The hostage flinched only for a second, but Guerrero was certain he'd seen a reaction.
"I don't know...w-what you're t-talking about."
"That doesn't matter. Not anymore." He leaned closer and whispered. "You see, I know who you are...who you really are. And that will be enough to get me what I want."
"You don't know shit, Raymond."
"The name is Ramon." He gritted his teeth at the man's insolence. "And if you wanted your real identity to remain a secret, you should have removed that scar from your back."
The hostage glared at him, but didn't say a word. Even beaten as he was, he mustered enough contempt to provoke Guerrero.
"Why are you pissing on my turf?" he pressed. "What did you hope to gain?"
The man did not hesitate. "I'm looking for a man...to kill him."
Guerrero stared at the hostage in disbelief of his gall before he burst into laughter. The sound echoed off the walls of the cell—a foreign noise in a place where screams were more common.
"And how is that going for you?" Without waiting for an answer, he shook his head and said, "You Americans have such arrogance, but we shall see how long that lasts."
Under his belt at the small of his back, Guerrero pulled out a black hood and covered his prisoner's head. The hostage jerked and fought it, but he didn't say anything. The American didn't have the good sense to cower. He held his head up and the black cloth moved with every breath of his defiance. When Guerrero pictured the smug look on his face under the hood, he balled his fists to make his point of who was in charge.
In the stifling heat, he punched the hostage in the gut. Once. Twice. The prisoner clinched his stomach muscles and took the blows without uttering a sound, withstanding the abuse in silence.

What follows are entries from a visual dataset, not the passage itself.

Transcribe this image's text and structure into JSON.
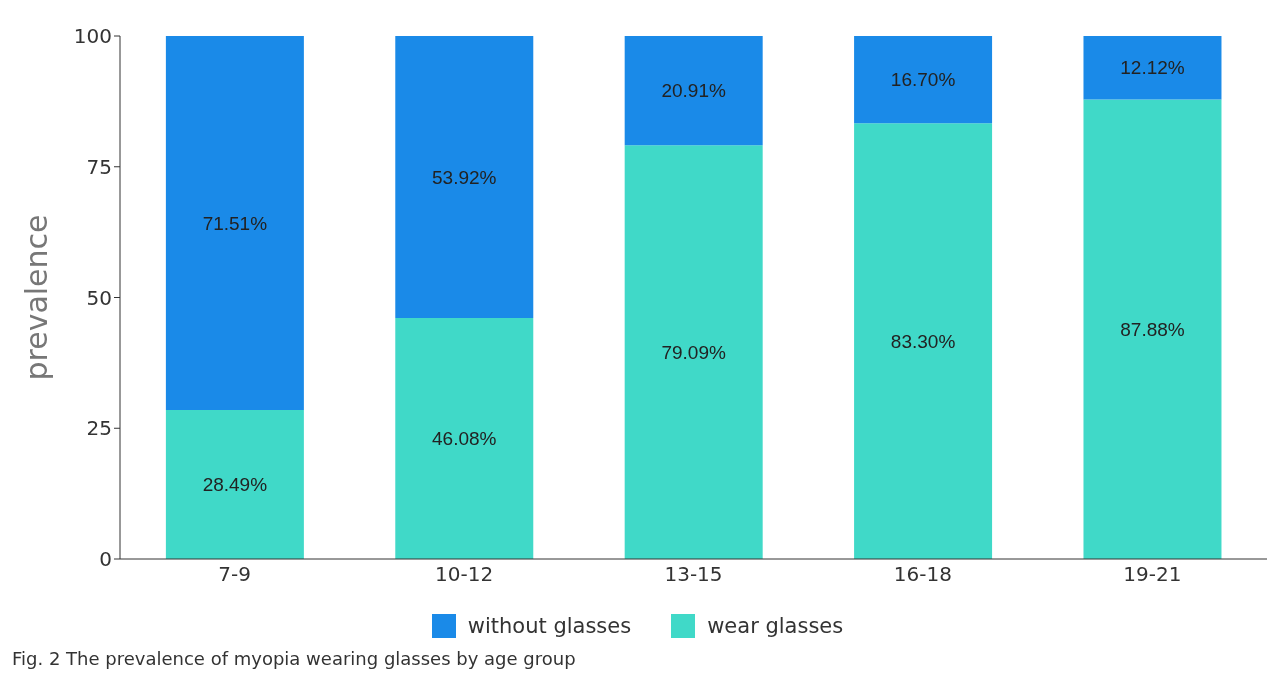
{
  "chart_data": {
    "type": "bar",
    "stacked": true,
    "ylabel": "prevalence",
    "categories": [
      "7-9",
      "10-12",
      "13-15",
      "16-18",
      "19-21"
    ],
    "series": [
      {
        "name": "wear glasses",
        "color": "#40d9c8",
        "values": [
          28.49,
          46.08,
          79.09,
          83.3,
          87.88
        ],
        "value_labels": [
          "28.49%",
          "46.08%",
          "79.09%",
          "83.30%",
          "87.88%"
        ]
      },
      {
        "name": "without glasses",
        "color": "#1a8ae8",
        "values": [
          71.51,
          53.92,
          20.91,
          16.7,
          12.12
        ],
        "value_labels": [
          "71.51%",
          "53.92%",
          "20.91%",
          "16.70%",
          "12.12%"
        ]
      }
    ],
    "ylim": [
      0,
      100
    ],
    "yticks": [
      0,
      25,
      50,
      75,
      100
    ],
    "grid": false,
    "legend": "bottom",
    "annotations": [
      "Fig. 2  The prevalence of myopia wearing glasses by age group"
    ]
  }
}
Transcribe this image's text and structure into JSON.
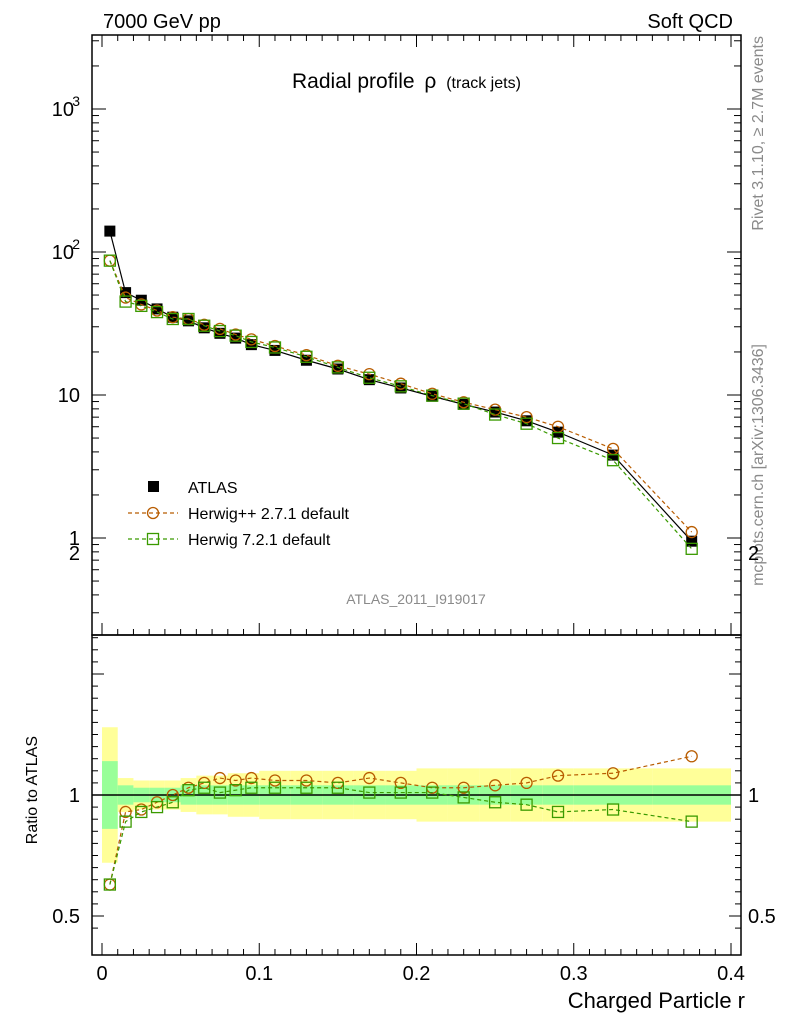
{
  "header": {
    "left": "7000 GeV pp",
    "right": "Soft QCD"
  },
  "side_text": {
    "rivet": "Rivet 3.1.10, ≥ 2.7M events",
    "source": "mcplots.cern.ch [arXiv:1306.3436]"
  },
  "chart_data": {
    "type": "scatter",
    "title": "Radial profile",
    "title_symbol": "ρ",
    "title_suffix": "(track jets)",
    "analysis_tag": "ATLAS_2011_I919017",
    "xlabel": "Charged Particle r",
    "ylabel_ratio": "Ratio to ATLAS",
    "xlim": [
      0,
      0.4
    ],
    "ylim_main": [
      0.2,
      3000
    ],
    "ylim_ratio": [
      0.4,
      2.3
    ],
    "y_scale_main": "log",
    "x_ticks": [
      "0",
      "0.1",
      "0.2",
      "0.3",
      "0.4"
    ],
    "y_ticks_main": [
      "1",
      "10",
      "10^2",
      "10^3"
    ],
    "y_ticks_ratio": [
      "0.5",
      "1",
      "2"
    ],
    "legend_position": "bottom-left",
    "x": [
      0.005,
      0.015,
      0.025,
      0.035,
      0.045,
      0.055,
      0.065,
      0.075,
      0.085,
      0.095,
      0.11,
      0.13,
      0.15,
      0.17,
      0.19,
      0.21,
      0.23,
      0.25,
      0.27,
      0.29,
      0.325,
      0.375
    ],
    "x_edges": [
      0,
      0.01,
      0.02,
      0.03,
      0.04,
      0.05,
      0.06,
      0.07,
      0.08,
      0.09,
      0.1,
      0.12,
      0.14,
      0.16,
      0.18,
      0.2,
      0.22,
      0.24,
      0.26,
      0.28,
      0.3,
      0.35,
      0.4
    ],
    "band_green_halfwidth": [
      0.14,
      0.04,
      0.03,
      0.03,
      0.03,
      0.04,
      0.04,
      0.04,
      0.04,
      0.04,
      0.04,
      0.04,
      0.04,
      0.04,
      0.04,
      0.04,
      0.04,
      0.04,
      0.04,
      0.04,
      0.04,
      0.04
    ],
    "band_yellow_halfwidth": [
      0.28,
      0.07,
      0.06,
      0.06,
      0.06,
      0.07,
      0.08,
      0.08,
      0.09,
      0.09,
      0.1,
      0.1,
      0.1,
      0.1,
      0.1,
      0.11,
      0.11,
      0.11,
      0.11,
      0.11,
      0.11,
      0.11
    ],
    "series": [
      {
        "name": "ATLAS",
        "color": "#000000",
        "marker": "filled-square",
        "values": [
          140,
          52,
          46,
          40,
          35,
          33,
          29.5,
          27,
          25,
          22.5,
          20.5,
          17.5,
          15.2,
          12.8,
          11.2,
          9.8,
          8.6,
          7.6,
          6.6,
          5.5,
          3.8,
          0.95
        ]
      },
      {
        "name": "Herwig++ 2.7.1 default",
        "color": "#b85c00",
        "marker": "open-circle",
        "values": [
          87,
          48,
          43,
          39,
          35,
          34,
          31,
          29,
          26.5,
          24.5,
          22,
          19,
          16,
          14,
          12,
          10.2,
          8.9,
          7.9,
          7.0,
          6.0,
          4.2,
          1.1
        ],
        "ratio": [
          0.63,
          0.93,
          0.94,
          0.97,
          1.0,
          1.03,
          1.05,
          1.07,
          1.06,
          1.07,
          1.06,
          1.06,
          1.05,
          1.07,
          1.05,
          1.03,
          1.03,
          1.04,
          1.05,
          1.08,
          1.09,
          1.16
        ]
      },
      {
        "name": "Herwig 7.2.1 default",
        "color": "#3a9a00",
        "marker": "open-square",
        "values": [
          87,
          45,
          42,
          38,
          34,
          34,
          30.5,
          28,
          26,
          23.5,
          21.5,
          18.5,
          15.6,
          13.2,
          11.5,
          9.9,
          8.7,
          7.3,
          6.3,
          5.0,
          3.5,
          0.84
        ],
        "ratio": [
          0.63,
          0.89,
          0.93,
          0.95,
          0.97,
          1.02,
          1.03,
          1.01,
          1.02,
          1.03,
          1.03,
          1.03,
          1.03,
          1.01,
          1.01,
          1.01,
          0.99,
          0.97,
          0.96,
          0.93,
          0.94,
          0.89
        ]
      }
    ]
  }
}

"We shall s-see..." he panted, "...h-how strong...you are."
It took all his will power to lower his hands. He stopped the beating only because he had a call to make. "Th-there are far worse...things to endure."

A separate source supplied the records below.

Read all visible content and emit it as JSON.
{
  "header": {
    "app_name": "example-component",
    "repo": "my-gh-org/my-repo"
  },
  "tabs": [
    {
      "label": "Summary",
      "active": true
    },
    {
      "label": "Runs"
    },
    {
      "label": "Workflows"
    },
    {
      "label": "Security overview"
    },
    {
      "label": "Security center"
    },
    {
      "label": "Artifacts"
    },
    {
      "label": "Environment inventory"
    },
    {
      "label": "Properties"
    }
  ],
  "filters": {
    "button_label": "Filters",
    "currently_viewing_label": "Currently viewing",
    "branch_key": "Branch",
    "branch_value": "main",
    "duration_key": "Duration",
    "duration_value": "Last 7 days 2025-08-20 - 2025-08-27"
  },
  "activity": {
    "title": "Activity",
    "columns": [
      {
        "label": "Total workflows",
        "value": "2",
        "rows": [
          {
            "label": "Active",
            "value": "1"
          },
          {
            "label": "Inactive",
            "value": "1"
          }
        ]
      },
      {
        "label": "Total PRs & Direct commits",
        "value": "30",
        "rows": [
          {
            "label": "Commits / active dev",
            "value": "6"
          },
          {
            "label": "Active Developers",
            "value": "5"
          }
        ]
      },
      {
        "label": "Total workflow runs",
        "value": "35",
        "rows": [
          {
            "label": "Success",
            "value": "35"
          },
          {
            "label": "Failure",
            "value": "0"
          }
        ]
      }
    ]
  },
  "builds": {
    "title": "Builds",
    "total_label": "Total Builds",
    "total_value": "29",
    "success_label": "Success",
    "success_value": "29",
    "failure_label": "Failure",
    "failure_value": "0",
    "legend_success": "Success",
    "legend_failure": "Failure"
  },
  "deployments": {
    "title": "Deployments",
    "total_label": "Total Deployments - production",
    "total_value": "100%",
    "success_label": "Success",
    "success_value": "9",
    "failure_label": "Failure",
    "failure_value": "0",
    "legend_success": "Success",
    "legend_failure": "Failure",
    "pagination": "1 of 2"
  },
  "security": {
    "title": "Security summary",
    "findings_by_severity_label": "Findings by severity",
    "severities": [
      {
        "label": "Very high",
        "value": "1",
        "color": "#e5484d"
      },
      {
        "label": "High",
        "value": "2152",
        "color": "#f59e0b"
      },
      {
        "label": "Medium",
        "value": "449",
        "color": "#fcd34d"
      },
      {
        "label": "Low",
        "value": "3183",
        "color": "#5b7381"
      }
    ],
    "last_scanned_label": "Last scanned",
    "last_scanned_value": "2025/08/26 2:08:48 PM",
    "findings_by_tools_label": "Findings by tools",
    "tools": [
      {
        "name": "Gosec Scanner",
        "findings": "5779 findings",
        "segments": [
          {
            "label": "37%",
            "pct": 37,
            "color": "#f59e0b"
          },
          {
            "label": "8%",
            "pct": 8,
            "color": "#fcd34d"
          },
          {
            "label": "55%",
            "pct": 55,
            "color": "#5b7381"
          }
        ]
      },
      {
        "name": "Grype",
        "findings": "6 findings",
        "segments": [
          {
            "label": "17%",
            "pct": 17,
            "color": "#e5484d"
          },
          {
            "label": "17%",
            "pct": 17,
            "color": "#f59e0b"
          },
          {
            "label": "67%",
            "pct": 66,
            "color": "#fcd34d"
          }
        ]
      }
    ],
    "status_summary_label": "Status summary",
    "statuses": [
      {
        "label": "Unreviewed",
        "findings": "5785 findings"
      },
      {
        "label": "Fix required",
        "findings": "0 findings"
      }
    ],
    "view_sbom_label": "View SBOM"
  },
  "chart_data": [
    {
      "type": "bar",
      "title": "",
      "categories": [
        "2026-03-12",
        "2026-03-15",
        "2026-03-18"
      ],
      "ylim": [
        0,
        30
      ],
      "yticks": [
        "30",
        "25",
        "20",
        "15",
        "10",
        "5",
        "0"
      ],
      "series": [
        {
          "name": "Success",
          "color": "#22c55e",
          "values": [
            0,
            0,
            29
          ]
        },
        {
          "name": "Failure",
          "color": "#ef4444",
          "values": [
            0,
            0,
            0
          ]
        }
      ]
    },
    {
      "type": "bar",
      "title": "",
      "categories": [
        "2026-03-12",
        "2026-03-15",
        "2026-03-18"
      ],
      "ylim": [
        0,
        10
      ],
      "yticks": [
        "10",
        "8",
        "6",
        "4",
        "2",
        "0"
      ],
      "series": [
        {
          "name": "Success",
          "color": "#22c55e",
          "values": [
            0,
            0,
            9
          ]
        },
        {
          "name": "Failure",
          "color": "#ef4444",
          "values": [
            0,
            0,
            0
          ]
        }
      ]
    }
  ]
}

When he had first communicated his part in the capture of such an influential American, his cartel boss had sent word promptly. He had ordered him to make a journey to a rendezvous point, bringing the prisoner with him. Guerrero would make a gift of the American and hopefully reap rewards for his efforts.
Gasping and winded, he walked across the cell and spoke to his guard on the other side of the door. In minutes, his man returned and handed him a loaded syringe through the bars. With a smirk on his face, Guerrero shoved the hostage's head aside and injected the needle into his neck. The man struggled, making a futile attempt to fight back. As his prisoner fought the drug, Guerrero hit speed dial on his cell phone and contacted the man he hoped would be very grateful...and generous.
As he listened to the phone ring in his ear—waiting to report he'd confirmed ID and give the details of how he would transport the prisoner—Guerrero wasn't done tormenting his hostage. Before the man drifted into a merciful oblivion, he leaned closer and whispered in his ear.
"Your name is Garrett Wheeler." He spat on the man's bare chest. "And I know who you work for, cabrón."